The conversation began with Colman asking Blaney about what inspired him when he was a child. Blaney said long walks in the country were some of his biggest inspirations.

“When I was in my teens, I got aware of art history more,” Blaney said. “You saw adults making things like crazy in every culture. I wanted to, too, in some way, but I didn’t know how.”

Turn-of-the-century French painters provided templates upon which he would base his earlier works, Blaney said.
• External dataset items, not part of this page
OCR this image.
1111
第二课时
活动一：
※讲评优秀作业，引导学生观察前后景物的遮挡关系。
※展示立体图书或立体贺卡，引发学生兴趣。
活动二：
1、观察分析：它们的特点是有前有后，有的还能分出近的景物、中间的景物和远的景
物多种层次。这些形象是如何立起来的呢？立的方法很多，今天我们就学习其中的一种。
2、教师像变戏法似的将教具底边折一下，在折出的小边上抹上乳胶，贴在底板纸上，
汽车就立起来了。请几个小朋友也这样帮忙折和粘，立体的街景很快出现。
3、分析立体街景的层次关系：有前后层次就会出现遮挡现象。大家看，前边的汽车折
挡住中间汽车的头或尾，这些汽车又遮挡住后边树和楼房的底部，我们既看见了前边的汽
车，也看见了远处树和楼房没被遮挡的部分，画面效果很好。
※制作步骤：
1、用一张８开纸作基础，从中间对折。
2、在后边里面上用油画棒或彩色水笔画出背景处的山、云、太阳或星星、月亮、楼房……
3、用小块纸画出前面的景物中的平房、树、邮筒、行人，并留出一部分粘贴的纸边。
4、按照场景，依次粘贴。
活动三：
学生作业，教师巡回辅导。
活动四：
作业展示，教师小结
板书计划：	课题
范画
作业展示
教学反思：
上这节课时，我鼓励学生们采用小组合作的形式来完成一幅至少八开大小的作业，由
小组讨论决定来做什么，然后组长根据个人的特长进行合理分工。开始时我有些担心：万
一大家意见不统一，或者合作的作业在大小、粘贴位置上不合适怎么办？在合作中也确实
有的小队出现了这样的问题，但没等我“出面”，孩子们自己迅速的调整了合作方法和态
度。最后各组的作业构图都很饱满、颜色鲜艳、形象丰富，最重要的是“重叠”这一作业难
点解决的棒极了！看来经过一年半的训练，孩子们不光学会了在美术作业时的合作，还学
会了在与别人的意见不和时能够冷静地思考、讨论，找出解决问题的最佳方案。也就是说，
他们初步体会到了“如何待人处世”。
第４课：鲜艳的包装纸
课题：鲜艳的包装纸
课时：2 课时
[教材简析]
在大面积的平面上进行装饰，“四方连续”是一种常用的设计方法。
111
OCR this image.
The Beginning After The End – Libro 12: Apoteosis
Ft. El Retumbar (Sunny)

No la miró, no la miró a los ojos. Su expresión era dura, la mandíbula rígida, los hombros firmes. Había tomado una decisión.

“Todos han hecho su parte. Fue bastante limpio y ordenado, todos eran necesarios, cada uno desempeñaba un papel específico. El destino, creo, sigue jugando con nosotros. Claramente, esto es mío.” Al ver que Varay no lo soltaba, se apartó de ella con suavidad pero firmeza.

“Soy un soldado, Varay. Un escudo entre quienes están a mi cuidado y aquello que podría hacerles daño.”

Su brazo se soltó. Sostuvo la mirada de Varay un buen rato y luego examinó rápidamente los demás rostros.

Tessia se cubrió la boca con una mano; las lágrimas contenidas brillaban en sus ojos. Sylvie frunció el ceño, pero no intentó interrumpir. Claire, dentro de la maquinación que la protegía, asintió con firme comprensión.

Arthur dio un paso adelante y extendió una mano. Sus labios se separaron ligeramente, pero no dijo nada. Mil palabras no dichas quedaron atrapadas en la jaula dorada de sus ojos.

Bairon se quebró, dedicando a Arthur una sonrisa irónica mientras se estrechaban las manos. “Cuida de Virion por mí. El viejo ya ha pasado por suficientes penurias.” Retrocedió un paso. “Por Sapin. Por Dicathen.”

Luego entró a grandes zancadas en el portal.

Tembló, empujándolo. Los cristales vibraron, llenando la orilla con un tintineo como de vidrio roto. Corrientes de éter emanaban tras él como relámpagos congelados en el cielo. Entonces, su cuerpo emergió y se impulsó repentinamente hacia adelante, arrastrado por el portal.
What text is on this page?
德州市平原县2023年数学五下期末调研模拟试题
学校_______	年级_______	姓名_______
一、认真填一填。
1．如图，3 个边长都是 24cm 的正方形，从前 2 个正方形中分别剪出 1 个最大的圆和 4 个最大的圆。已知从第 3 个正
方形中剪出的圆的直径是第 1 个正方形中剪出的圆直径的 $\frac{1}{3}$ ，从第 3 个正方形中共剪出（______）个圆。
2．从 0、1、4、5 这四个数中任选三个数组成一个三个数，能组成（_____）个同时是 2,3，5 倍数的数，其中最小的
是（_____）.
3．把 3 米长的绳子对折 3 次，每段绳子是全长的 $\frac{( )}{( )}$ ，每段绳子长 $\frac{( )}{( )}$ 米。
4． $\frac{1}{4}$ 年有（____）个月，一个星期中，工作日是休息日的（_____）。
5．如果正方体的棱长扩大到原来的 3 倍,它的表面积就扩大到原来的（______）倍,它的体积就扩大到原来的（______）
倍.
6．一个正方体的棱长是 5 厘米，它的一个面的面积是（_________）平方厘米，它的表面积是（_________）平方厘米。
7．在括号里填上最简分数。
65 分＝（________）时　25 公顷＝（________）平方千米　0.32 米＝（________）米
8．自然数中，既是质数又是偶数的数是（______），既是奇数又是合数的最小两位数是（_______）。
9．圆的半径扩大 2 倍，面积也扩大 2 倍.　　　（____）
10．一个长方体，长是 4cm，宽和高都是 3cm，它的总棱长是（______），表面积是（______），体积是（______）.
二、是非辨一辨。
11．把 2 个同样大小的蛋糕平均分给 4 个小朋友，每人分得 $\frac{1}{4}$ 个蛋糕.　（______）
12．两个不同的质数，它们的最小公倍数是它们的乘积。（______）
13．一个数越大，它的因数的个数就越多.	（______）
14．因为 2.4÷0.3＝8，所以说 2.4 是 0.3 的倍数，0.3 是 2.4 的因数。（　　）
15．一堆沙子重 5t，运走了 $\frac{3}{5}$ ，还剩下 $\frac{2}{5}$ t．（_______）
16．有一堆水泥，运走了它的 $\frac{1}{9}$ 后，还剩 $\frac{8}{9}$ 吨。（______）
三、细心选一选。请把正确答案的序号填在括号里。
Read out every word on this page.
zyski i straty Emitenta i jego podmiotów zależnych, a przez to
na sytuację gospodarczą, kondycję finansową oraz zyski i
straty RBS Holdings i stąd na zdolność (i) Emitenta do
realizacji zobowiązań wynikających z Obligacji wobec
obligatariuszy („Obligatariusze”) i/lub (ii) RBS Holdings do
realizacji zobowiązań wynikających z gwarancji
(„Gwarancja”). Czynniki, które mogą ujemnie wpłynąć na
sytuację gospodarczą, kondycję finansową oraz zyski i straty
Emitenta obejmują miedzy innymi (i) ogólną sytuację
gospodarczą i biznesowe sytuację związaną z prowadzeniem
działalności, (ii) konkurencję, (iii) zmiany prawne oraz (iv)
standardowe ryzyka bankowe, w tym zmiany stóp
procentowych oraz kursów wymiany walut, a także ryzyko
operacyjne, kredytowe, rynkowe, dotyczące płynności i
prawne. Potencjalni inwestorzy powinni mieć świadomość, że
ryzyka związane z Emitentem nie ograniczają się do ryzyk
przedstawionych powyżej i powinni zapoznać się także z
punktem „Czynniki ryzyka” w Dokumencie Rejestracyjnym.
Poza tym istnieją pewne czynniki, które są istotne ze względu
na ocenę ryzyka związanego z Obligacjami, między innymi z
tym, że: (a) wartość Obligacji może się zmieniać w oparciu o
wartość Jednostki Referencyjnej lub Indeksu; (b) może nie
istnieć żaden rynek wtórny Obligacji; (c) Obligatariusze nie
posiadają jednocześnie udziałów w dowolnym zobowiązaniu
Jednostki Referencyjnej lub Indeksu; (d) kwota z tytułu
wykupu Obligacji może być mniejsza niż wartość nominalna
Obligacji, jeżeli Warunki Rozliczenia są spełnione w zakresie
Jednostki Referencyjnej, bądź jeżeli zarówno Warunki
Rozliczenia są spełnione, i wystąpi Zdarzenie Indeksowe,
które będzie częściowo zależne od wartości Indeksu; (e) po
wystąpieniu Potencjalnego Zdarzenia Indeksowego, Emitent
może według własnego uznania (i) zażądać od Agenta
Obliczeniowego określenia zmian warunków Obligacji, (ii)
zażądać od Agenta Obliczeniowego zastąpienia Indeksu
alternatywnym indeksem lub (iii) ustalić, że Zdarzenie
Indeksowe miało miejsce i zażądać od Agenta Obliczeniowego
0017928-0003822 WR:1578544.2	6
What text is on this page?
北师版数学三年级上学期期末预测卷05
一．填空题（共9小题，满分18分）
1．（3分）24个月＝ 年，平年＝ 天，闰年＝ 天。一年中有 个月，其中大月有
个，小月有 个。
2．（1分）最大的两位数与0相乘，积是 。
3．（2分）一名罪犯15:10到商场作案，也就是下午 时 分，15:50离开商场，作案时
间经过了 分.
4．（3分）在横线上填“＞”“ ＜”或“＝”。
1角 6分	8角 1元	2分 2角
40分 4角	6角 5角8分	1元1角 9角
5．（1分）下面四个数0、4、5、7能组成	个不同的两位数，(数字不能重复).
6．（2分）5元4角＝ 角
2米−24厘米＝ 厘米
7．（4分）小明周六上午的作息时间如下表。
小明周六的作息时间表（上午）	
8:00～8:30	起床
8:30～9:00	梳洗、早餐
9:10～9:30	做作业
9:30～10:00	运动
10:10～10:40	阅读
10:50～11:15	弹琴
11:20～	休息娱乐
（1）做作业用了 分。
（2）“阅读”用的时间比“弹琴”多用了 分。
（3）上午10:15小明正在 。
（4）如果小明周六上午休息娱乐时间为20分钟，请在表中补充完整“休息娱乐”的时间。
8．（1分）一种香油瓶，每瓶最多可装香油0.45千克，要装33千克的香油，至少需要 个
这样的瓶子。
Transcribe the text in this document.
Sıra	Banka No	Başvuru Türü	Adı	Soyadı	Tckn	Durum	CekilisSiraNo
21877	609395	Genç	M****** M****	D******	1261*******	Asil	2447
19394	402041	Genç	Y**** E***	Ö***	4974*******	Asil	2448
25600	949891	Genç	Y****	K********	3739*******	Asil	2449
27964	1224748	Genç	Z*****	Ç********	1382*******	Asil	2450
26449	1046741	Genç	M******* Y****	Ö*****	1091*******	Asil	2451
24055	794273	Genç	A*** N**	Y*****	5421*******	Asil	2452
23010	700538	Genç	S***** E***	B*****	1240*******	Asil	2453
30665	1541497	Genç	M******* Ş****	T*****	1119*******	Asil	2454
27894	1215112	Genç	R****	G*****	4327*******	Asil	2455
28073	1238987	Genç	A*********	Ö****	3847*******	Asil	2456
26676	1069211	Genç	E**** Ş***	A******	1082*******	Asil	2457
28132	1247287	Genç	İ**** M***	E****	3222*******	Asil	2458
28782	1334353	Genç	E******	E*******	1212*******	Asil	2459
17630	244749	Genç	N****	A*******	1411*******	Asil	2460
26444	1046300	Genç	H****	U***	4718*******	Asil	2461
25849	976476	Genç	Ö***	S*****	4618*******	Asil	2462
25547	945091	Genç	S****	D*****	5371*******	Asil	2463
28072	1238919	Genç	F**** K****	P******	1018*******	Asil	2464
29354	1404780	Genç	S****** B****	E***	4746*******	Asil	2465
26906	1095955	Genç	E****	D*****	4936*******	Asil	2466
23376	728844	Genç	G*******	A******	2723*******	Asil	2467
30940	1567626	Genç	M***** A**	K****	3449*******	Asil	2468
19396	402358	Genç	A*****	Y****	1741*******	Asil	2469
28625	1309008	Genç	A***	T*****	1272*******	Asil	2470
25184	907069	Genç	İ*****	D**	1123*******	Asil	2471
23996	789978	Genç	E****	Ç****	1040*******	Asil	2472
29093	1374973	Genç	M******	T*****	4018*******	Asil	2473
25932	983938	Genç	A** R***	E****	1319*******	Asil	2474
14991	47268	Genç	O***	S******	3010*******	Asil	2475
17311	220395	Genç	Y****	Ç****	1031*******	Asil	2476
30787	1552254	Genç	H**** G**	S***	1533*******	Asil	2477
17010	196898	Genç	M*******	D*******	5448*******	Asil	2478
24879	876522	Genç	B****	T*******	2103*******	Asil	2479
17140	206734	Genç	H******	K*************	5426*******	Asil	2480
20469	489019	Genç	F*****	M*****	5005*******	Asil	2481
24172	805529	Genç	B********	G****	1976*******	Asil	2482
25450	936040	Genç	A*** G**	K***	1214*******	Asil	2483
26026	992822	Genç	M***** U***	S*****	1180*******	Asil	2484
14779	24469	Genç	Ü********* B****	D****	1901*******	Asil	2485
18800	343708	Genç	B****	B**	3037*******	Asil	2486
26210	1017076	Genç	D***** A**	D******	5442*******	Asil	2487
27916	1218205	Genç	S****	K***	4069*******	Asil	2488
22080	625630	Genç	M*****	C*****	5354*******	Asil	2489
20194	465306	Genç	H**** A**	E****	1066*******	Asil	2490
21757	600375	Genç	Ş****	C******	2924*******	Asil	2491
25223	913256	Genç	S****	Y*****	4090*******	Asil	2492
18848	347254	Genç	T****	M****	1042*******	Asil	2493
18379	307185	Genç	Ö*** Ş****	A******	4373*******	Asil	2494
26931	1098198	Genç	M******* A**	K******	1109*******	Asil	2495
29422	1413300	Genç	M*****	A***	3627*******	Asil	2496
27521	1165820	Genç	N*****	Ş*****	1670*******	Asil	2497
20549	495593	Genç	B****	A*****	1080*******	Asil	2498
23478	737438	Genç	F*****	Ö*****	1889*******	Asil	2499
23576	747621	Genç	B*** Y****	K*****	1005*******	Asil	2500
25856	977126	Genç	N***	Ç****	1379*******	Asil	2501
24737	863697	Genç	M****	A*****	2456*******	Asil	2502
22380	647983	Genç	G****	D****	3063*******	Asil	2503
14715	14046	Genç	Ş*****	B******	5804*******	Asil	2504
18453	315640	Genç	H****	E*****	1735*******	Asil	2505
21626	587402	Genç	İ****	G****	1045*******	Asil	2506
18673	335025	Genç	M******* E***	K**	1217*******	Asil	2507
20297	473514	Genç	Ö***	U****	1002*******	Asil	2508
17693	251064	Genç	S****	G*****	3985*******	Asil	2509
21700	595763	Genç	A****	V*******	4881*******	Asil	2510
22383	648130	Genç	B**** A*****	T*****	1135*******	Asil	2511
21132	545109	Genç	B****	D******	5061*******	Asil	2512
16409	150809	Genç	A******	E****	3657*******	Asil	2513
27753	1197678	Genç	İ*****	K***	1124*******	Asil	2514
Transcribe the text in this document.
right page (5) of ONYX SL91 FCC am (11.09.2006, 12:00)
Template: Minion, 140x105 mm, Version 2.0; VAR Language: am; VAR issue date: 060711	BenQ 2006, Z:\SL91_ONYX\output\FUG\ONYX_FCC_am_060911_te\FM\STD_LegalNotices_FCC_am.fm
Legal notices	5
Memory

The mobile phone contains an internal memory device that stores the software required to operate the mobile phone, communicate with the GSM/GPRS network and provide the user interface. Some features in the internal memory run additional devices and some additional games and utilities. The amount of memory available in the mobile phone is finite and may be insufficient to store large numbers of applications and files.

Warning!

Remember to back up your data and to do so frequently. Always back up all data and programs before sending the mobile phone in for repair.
“I took my cue from Rembrandt, his landscapes,” Blaney said. “He would take a reed pen and ink and roam around Holland, just absolutely stunning drawings. So I started to do that, my own variation of it a little bit. We had flat landscapes, it looked like Holland in a lot of ways.”

Blaney said he was fortunate to be surrounded by art hubs in Detroit, Chicago and Toledo, Ohio, which he visited often throughout his artistic beginnings.

The artists were mature, he said, in that they had large bodies of work to display at each locale. Their dedication motivated Blaney to start filling up notebooks and journals with his artwork and further hone his skills.

Blaney also answered questions from Colman’s wife, Michelle Martin-Colman, about the transition of his style from the obscure to the everyday.

“When did you develop that style?” Martin-Colman asked, pointing to a large vista. “Like, had you done other paintings that evolved into that?”

“I’d come back to this,” Blaney said. “I did a lot of abstract work. I was into sort of conceptual work for a while. That’s something you could hang on a wall and experience for two hours then walk away from it.”

Blaney advised those interested in pursuing art as a full-time career to start small: make miniature versions of the work you intend to create then scale up in subsequent drafts.

Colman discussed at length the different styles of painting — acrylic, watercolor and oil — Blaney has experimented with in the past.

“It’s more pleasurable with oil,” he said. “It’s fluid, and yet it doesn’t absorb into the paper or canvas.”

The Venue is also displaying a few of Blaney’s sculpted pieces. Blaney said he wants his work to capture one moment and preserve it for ?all time.

“That’s the only narrative I want is that odd little abstraction of human interaction, kind of like at a bus stop,” Blaney said. “Just for a moment there, they had one purpose. They may not want to be there, but they’re ?interacting.”